We are seeking to raise children who will be strong and independent.  While we want our daughter to be free to make her dreams a reality, we also want her to embrace the woman God has designed her to be.  She may remain single and independent, as the idea of marriage and relationships are still a bit gross in her pre-teen mind.  However, I know that those ideas can, and probably will, change as she grows and matures.  I want her to see how she can be a helper to someone else, and what a noble task that can be.  I want my son to be a strong and capable leader of his own home.  I want him to learn how a man is to love his wife so much that submitting to his leadership is a joy, not a burden.  Our marriage is a model to our children of what that looks like.  We must be ever mindful that our kids are watching us and our interactions.  They need to see positive examples of discussion, decision making, conflict resolution, and discipline.  We live in a broken and fallen world, so sometimes these examples are not available in every home.  This makes a healthy marriage even more important for those around you.  Our marriage can serve not only as an example for our children, but also for others.  Those who are single parents can be encouraged to see healthy marriages around them.  For quite a few years it was just my daughter and I, but, thankfully, she had the example of several other healthy marriages, such as her grandparents, to serve as an example for her.  It was encouraging to me, as a single mom, to see healthy, thriving relationships all around me.  

God has also created a beautiful tapestry of varying abilities in the Church.  People from different ethnic and cultural backgrounds with different interests and abilities all come together to serve one another and to worship our Savior.  Just as God has outlined differing roles in a family, there are also differing roles for people in the church.  1 Timothy 2:8-12 shows us what this looks like in worship when it says, “I desire then that in every place the men should pray, lifting holy hands without anger or quarreling; likewise also that women should adorn themselves in respectable apparel, with modesty and self-control, not with braided hair and gold or pearls or costly attire, but with what is proper for women who profess godliness - with good works.  Let a woman learn quietly with all submissiveness.  I do not permit a woman to teach or to exercise authority over a man; rather, she is to remain quiet.”  While our culture shouts that women can do the same things men can do, God’s word is clear that just because something can be done doesn’t mean that it should be done.  Women have the huge task stated in Titus 2:3b-5, “They are to teach what is good, and so train the young women to love their husbands and children, to be self-controlled, pure, working at home, kind, and submissive to their own husbands, that the word of God may not be reviled.”  Self-control can be hard sometimes, as is submission.  Even if we desire to take the lead, we must practice self-control so that God’s Word is not open to criticism.  Everyone can use the gifts and abilities that God has given them to the benefit of the Church, while remaining in the roles in which we have been created.  

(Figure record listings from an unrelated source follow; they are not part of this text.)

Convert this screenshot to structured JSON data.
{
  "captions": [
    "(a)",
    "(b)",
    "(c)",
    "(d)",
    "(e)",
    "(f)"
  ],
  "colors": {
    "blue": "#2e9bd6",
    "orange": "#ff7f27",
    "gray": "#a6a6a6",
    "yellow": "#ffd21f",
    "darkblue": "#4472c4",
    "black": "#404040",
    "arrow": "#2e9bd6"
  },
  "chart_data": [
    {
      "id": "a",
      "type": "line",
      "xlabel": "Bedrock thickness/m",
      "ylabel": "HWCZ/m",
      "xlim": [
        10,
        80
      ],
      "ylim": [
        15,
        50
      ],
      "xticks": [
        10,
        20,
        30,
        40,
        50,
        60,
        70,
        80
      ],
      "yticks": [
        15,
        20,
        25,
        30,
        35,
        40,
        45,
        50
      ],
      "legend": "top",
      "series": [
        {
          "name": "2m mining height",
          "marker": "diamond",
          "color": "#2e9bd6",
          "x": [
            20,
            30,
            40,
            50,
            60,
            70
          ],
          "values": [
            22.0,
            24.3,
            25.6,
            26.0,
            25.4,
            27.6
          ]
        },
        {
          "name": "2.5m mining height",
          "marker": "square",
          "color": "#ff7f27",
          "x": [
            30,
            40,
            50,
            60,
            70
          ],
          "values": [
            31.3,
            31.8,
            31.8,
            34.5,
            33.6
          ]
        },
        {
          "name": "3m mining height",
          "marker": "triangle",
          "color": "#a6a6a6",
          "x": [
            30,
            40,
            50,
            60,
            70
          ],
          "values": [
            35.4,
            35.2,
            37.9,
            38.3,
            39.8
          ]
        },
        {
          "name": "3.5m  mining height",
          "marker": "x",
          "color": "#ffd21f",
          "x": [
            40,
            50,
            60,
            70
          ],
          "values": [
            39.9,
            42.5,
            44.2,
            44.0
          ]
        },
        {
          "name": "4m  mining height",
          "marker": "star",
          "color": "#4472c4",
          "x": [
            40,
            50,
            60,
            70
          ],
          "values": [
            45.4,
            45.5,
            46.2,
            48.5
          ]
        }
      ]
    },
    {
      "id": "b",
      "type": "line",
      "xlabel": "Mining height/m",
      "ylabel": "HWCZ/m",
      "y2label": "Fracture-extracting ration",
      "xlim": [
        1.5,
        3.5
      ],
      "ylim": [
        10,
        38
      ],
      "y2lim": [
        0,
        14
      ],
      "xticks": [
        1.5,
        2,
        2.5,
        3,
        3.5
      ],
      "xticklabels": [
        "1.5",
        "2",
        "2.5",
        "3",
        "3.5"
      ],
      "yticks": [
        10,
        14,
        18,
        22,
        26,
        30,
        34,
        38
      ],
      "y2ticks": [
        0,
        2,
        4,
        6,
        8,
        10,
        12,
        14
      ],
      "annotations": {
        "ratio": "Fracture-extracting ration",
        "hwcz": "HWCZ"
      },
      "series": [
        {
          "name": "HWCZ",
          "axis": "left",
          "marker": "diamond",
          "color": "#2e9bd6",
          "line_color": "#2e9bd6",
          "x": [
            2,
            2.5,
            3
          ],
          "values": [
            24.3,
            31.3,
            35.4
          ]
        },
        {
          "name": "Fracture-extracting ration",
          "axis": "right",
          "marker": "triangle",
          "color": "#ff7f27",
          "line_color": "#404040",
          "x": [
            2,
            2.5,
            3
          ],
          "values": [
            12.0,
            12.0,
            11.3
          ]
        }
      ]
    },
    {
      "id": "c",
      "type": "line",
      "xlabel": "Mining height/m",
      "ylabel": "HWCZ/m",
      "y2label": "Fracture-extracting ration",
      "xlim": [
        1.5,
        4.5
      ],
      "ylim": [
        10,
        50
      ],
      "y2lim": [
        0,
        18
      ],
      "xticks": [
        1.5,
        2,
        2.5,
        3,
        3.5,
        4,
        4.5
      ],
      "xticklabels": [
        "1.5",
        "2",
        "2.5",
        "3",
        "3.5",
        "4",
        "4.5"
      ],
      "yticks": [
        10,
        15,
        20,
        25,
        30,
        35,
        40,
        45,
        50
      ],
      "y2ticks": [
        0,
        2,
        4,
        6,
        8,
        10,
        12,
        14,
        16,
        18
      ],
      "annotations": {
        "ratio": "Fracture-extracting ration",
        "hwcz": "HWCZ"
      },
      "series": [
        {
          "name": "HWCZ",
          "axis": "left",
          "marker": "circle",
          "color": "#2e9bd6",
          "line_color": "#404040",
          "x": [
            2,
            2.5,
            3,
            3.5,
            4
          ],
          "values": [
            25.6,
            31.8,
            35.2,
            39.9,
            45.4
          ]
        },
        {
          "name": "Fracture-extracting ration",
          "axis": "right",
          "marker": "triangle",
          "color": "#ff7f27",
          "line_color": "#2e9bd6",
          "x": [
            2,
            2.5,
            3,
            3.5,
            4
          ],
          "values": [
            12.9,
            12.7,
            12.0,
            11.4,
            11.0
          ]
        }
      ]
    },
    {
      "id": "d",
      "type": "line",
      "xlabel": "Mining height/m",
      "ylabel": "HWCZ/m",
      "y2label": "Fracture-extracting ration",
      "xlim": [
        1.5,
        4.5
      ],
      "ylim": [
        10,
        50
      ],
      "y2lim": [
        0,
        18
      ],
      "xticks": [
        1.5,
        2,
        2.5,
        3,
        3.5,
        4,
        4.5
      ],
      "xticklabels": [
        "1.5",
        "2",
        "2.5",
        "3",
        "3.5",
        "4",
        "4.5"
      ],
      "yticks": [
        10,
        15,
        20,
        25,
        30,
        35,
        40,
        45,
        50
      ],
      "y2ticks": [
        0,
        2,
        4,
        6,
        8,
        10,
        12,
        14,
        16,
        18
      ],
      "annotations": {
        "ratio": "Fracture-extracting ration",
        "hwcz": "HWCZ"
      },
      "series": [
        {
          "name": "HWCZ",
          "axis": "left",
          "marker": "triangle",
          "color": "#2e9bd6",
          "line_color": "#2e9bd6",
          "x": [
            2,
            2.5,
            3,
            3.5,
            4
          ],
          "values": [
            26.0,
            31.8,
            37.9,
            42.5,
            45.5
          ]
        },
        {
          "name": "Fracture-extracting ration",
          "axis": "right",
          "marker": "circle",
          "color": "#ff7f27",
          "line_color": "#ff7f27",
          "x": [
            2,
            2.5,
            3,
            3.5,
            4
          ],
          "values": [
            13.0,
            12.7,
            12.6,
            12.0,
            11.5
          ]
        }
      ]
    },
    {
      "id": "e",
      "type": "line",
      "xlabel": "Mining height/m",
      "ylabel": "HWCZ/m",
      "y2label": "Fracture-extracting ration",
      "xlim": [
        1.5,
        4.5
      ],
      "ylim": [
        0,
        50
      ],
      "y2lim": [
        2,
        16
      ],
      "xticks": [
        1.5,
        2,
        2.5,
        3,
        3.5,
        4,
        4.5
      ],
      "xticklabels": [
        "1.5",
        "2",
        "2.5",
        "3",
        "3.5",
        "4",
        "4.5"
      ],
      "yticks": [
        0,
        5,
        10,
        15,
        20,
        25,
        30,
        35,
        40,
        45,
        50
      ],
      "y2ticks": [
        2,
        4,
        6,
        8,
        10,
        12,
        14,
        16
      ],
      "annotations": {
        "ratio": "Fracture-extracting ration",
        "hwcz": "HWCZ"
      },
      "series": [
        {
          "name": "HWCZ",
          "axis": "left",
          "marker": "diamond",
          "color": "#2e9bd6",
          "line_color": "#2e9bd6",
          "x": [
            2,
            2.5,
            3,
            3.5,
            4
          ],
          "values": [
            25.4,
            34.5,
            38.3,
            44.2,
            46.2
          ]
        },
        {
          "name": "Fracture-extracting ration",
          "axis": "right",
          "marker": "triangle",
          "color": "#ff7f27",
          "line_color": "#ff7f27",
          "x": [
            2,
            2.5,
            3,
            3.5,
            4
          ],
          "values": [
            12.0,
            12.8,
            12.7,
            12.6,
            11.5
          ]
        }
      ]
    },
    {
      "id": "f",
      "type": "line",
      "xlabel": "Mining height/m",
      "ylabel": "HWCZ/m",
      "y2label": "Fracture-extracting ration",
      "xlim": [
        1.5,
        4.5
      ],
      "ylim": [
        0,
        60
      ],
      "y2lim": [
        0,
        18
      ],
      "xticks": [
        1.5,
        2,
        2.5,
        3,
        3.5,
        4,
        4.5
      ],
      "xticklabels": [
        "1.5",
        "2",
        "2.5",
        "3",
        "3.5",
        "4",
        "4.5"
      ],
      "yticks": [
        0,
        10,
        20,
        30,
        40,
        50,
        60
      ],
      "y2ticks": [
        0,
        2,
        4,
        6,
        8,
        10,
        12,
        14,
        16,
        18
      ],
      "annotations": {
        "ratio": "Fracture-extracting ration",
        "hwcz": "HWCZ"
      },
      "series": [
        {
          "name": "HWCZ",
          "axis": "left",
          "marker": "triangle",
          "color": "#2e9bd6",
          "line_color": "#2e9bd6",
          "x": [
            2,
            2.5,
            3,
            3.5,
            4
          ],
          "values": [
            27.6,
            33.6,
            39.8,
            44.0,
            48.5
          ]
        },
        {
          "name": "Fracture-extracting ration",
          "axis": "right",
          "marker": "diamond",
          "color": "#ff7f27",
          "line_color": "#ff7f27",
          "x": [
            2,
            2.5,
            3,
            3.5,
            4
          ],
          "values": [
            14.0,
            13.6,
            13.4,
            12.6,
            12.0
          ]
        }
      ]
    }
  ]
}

God gives everyone different strengths and abilities, and it is beautiful to see how he can bring these together in the family and in the church.   The Christian life is to be a picture of the gospel.  We must live it out before the watching world, even if it means criticism.  We must embrace the roles we have been given and live them out to the best of our ability.  Our life should shout out to others that we are a sinner redeemed by the blood of Christ.  Our family should be an example of the Gospel as the husband loves his wife as Christ loves the Church, and the wife submits to her husband the way the Church submits to Christ.  The children in a family obey their parents just as God’s people are to be obedient to Him.  The Church itself brings together a kaleidoscope of people to love and serve one another as a body in which Christ is the head.  Be encouraged, be who you were created to be and thus be an example to the next generation.  Encourage those around you to embrace the person that God has created them to be.